Over the years of doing this over and over, I developed my own art to being a “requirements manager,” particularly for fairly large IT systems, and eventually for projects that were evaluating and implementing third-party software packages. My “go to” method of organizing requirements into manageable chunks was using use cases.

To make a short story long, my methods began to draw some attention across other departments within the IT organization. People from other programs were wanting to my ideas and mentoring to replicate what we had done for their large scale IT programs. They wanted their people to learn what I was doing and how I was doing it. I was swamped.

We Just Passed Then! This was taking place in about 2007 / 2008, coinciding nicely with the time that our IT organization had just implemented a new “large scale enterprise collaboration suite.” As I explored what the new collaboration suite could do, I saw something that could help me better scale my knowledge sharing. Profiles, blogs and wiki libraries…oh my! It just clicked…
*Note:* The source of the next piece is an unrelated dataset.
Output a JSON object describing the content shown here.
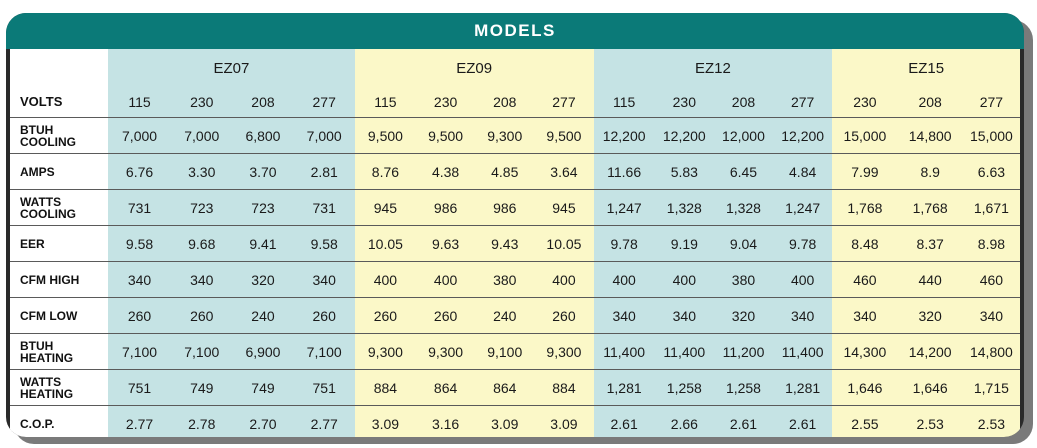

So I started blogging as I worked on projects. My thought processes, my tips and tricks, sources that I used for inspiration. I started using wiki pages to capture and get feedback on requirements instead of monolithic Word files. And occasionally instead of replying to an email request for someone, I would write a blog post and reply to that person with a link to my new blog post. And I set the security on all of that to be wide open across the entire company so others could see it and learn from it. I helped organize a “community” of business consultants that met once a month, brought in teams to share their stories and regularly presented to the members myself. But I also taught them how to follow along with and interact with my blog to keep the learning going between the meetings.

Then more and more requests for my time started coming in. New opportunities to consult for and lead larger IT-wide initiatives. Getting to present in front of the entire IT org at town halls or in senior leader committee meetings about updating our long standing software development lifecycle standards and implementing new requirements management training programs. Phone calls and e-mails and blog comments from people I’d never met asking me for help or thanking me for what I had shared. People asking me how to set up their blogs and wikis to look and operate like what I had done with mine.

I realized that there was a new way to work…and my mission was no longer to help my IT peers with requirements management. It was to be a Change Agent that would help all of my Lilly peers learn how to Work Out Loud on any topic of expertise. It had amplified my own reach and productivity, why couldn’t it do that for everyone?

When Will Then Be Now? By the middle of 2009, I had accepted a new role to take availability and adoption of our enterprise social capabilities to another level and begin teaching people all over the company the behaviors of “social collaboration”, aka Working Out Loud. And it’s about that time the practice starting becoming clearer to me and led to blog posts such as this one: When Will We Work Out Loud? Soon! 

Soon! I’m writing this story because this morning I had an idea. I’m going back to my requirements management roots (use cases) to help further the understanding and practice of Work Out Loud behaviors, in concert with and to complement the amazing work that John Stepper has shared of late: The 5 Elements of Working Out Loud.

I’m going to dig deep into my old methods of requirements use case modularization and topic hierarchy to capture the key behaviors of someone that works out loud effectively, including what one would need to shift from traditional behaviors to these new behaviors. And I’m going to build it in the true nature of Working Out Loud.